1. Perform a rotation which fixes the $e_{n+1}$ axis, and which puts the center into the plane $\operatorname{span}(e_1,e_{n+1})$ with a positive first coordinate. Since the time-like dimension is fixed, this is both a hyperbolic rotation and a Euclidean rotation. For $n=2$ that rotation is uniquely defined, but for higher dimensions there is some variations there about how you orient things. The choice doesn't really matter.

2. Perform a limit rotation which fixes the center of the horosphere and moves the line in question into the plane $\operatorname{span}(e_1,e_{n+1})$. A limit rotation will preserve the horosphere, and can be defined to move any single point on the horosphere to any other. For $n=2$ this would again be uniquely defined, with more leeway for higher dimensions.

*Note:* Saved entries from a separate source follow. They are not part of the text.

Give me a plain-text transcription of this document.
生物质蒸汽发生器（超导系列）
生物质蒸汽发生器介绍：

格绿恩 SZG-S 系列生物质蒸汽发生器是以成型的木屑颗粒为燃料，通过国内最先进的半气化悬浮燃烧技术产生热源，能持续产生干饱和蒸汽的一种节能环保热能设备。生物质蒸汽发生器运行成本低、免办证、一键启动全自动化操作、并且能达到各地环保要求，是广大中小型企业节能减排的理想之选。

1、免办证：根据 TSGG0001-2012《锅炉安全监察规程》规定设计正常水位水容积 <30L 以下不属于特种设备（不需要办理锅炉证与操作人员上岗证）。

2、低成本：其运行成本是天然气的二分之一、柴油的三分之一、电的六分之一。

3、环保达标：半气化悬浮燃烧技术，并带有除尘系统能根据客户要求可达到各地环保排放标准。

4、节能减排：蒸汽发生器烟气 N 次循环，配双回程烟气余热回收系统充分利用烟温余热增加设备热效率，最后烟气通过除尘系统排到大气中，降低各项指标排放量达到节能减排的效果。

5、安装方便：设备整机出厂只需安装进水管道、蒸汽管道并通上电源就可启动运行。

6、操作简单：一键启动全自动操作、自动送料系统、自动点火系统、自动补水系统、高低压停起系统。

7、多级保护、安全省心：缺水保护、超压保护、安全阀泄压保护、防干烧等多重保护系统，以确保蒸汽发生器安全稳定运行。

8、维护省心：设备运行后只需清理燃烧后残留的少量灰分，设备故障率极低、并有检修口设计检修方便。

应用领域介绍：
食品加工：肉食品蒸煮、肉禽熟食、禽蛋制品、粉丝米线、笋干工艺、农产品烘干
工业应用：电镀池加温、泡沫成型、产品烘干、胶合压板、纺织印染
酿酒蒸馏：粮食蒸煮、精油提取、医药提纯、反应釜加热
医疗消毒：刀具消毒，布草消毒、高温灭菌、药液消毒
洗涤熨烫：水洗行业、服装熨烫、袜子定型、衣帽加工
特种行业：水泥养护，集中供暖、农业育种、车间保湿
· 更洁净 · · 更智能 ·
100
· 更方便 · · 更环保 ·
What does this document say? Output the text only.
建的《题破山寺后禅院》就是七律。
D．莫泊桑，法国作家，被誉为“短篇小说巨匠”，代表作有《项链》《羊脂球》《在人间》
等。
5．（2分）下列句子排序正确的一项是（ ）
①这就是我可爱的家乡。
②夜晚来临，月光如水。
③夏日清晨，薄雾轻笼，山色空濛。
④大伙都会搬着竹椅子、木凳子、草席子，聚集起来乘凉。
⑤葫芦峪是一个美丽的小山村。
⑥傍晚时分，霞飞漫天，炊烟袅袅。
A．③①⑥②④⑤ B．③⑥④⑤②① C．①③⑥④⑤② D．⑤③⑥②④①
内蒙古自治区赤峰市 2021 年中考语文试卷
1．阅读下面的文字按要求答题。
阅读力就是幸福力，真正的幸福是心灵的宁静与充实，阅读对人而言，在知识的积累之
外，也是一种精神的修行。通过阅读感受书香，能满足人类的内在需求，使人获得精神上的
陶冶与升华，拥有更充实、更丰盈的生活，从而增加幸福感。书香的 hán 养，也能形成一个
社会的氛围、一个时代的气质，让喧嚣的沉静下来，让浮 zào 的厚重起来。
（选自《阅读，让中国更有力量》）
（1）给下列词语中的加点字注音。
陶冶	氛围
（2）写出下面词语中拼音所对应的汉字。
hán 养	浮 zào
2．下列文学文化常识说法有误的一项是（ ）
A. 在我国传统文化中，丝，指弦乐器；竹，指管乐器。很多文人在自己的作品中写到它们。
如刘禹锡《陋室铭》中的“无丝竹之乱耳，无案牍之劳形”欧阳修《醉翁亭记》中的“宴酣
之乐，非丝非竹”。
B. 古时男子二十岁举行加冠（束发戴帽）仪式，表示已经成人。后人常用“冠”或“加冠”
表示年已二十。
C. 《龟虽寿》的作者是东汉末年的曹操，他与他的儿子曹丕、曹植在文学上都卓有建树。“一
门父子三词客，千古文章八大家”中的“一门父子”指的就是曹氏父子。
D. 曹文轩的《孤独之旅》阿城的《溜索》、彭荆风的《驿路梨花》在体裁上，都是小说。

3. Perform a hyperbolic translation along the geodesic that corresponds to the plane $\operatorname{span}(e_1,e_{n+1})$. This will fix your line, but will change the position of the horosphere in your model. In the embedding space this results in a parallel translation of the hyperplane defining the horosphere. (Don't get me wrong: the Lorentz transformation for this translation is not a parallel translation of the whole hyperboloid. It's just that when you compare horosphere before and after the translation that you find them to lie in parallel hyperplanes.) This is where the choice of $x=e_1+e_{n+1}$ instead of one of its multiple comes into play: by choosing that specific vector, the answer fixes one specific hyperplane, thus effectively using the result of this translation.

Each of these transformations was an operation which preserves hyperbolic lengths and angles. Taken together transformed the fully generic initial configuration into the final position that the answer uses to demonstrate orthogonality. So the proof is without loss of generality: the property shown in the special case must also hold in the general case because the transformations between these cases preserve that property of orthogonality.

If I find the time, I might provide some illustrations of the transformation steps using the Poincaré disk model, since I don't have tools at hand to quickly get a 3d illustration for the hyperboloid case. But if someone else wants to illustrate this, please be my guest.